Mathematical Problems from Geometric/Topological Quantum Field Theories

几何/拓扑量子场论的数学问题

• 批准号: 0201683
• 负责人: Ambar Sengupta
• 金额: $ 10.99万
• 依托单位: Louisiana State University
• 依托单位国家: 美国
• 项目类别: Standard Grant
• 财政年份: 2002
• 资助国家: 美国
• 起止时间: 2002-06-01 至 2006-12-31
• 项目状态: 已结题
• 来源: https://www.nsf.gov/awardsearch/showAward?AWD_ID=0201683&HistoricalAwards=false
• 关键词: Mathematical; Problems; Geometric; Topological; Quantum

ABSTRACT for DMS 0201683This project concerns problems at the juncture of geometry, topology, andphysics. The mathematical challenge we address is :(i) to provide arigorous framework for functional integrals in geometrical quantumfield theories, and (ii) to use the rigorous framework to prove resultswhich may be conjectured in the heuristic/informal setting suggested byphysics. Specifically, we will be concerned with : (a) quantum Yang-Millsgauge theory over surfaces, (b) a three dimensional Chern-Simons gaugetheory, and (c) other functional integrals arising fromgeometrical/topological quantum theories. The goal will be to giverigorous foundations to the mathematical expressions and objects whicharise in these theories and then to use them to further developmathematical ideas and solve specific problems. The mathematics involvedincludes geometry and topology connected with fiber bundles and Liegroups, as well as stochastic analysis and infinite-dimensionalintegration. Stochastic analysis has often been applied in the study ofthe geometry of manifolds. The present proposal addresses situationswhich promise deeper applications of stochastic analysis in settingsenriched by geometry and topology.This research program will bring together geometry and topology withstochastic analysis to provide solid mathematical foundations for certaincomputations done in physics, solve certain specific problems and developnew mathematical ideas arising from quantum physics. The physics is quantumfield theory, which describes the quantum behavior of forces that governthe interaction between elementary particles in nature such as those whichmake up protons and neutrons. This project is concerned with developmentof fundamental mathematics connected with an area of physics. There maybe potential applications to surface physics and other phenomena involvinggeometry and stochastics, but this project itself is devoted primarily tofoundations rather than application. History shows that mathematicsarising through an investigation of fundamental notions associated to oneparticular context later finds application in areas far removed from theoriginal context, this being an essential aspect of the centrality ofmathematics to applied sciences.
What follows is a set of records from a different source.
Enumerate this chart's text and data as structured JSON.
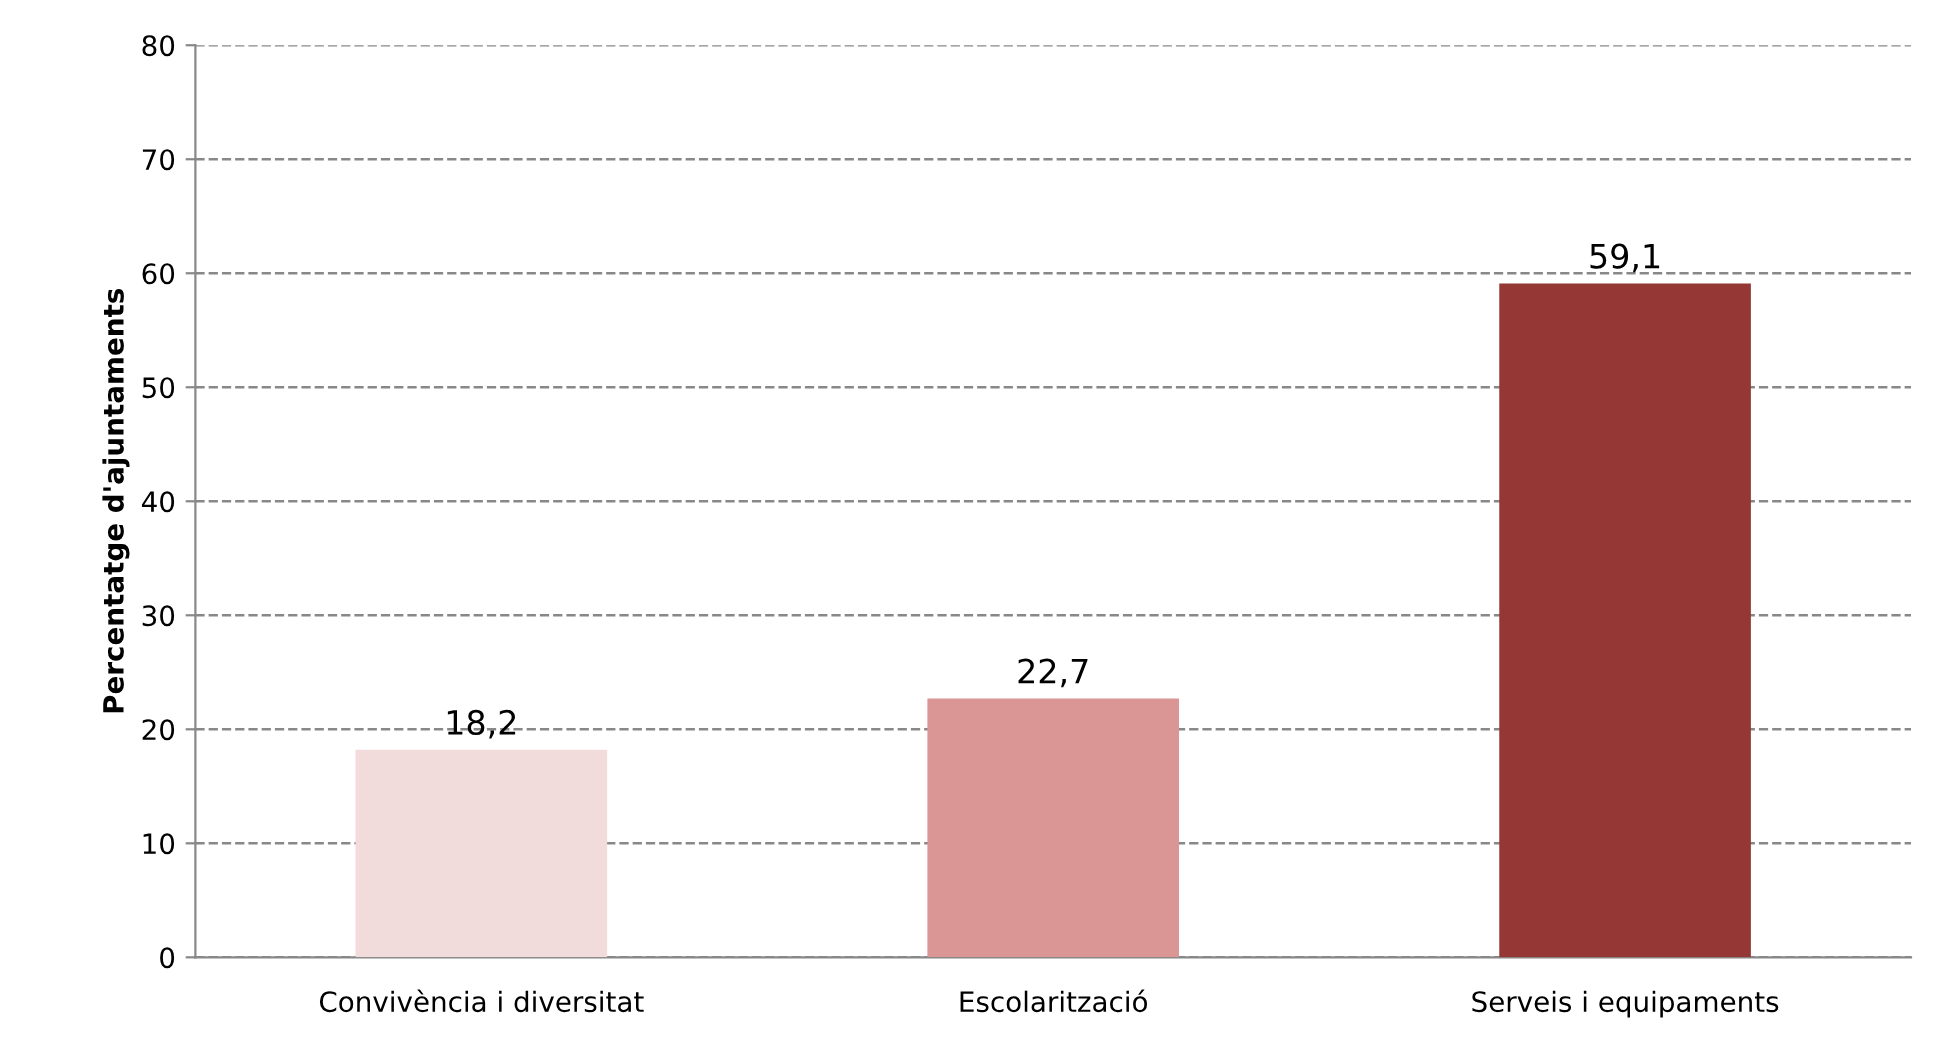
{
  "chart_data": {
    "type": "bar",
    "ylabel": "Percentatge d'ajuntaments",
    "categories": [
      "Convivència i diversitat",
      "Escolarització",
      "Serveis i equipaments"
    ],
    "values": [
      18.2,
      22.7,
      59.1
    ],
    "value_labels": [
      "18,2",
      "22,7",
      "59,1"
    ],
    "colors": [
      "#f2dcdb",
      "#d99694",
      "#953735"
    ],
    "ylim": [
      0,
      80
    ],
    "yticks": [
      0,
      10,
      20,
      30,
      40,
      50,
      60,
      70,
      80
    ],
    "grid": "y",
    "legend": false
  }
}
本项目涉及几何学、拓扑学和物理学的结合点问题。数学挑战 我们的目标是：（一）提供一个严格的框架， 几何量子场论中的函数积分，以及（ii）使用严格的框架来证明结果，这些结果可以在物理学建议的启发式/非正式设置中实现。具体地说，我们将涉及：（a）量子杨米尔斯规范理论的表面，（B）三维 Chern-Simons规范理论，以及（c）其他由几何/拓扑量子理论产生的泛函积分。我们的目标将是为 这些理论中的数学表达式和对象，然后用它们来进一步发展数学思想和解决具体问题。所涉及的数学包括 几何学和拓扑学与纤维丛和李群，以及随机分析和无限维积分。随机分析经常被应用于流形几何的研究。本提案涉及 这些情况使随机分析在环境中有更深的应用， 几何学和拓扑学。这个研究项目将把几何学和拓扑学与随机分析结合起来，为物理学中的某些计算提供坚实的数学基础，解决某些特定的问题，并发展量子物理学中的新数学思想。物理学是量子场论，它描述了控制自然界中基本粒子（如构成质子和中子的粒子）之间相互作用的力的量子行为。这个项目 is concerned关心with development发展of fundamental基础mathematics数学connected连接with 物理学的一个领域。也许有潜在的应用表面物理学和其他现象涉及几何和随机，但这个项目本身主要致力于基础，而不是应用。 历史表明，通过对与一个特定背景相关的基本概念的调查而产生的数学，后来发现应用于远离原始背景的领域，这是数学对应用科学的中心地位的一个重要方面。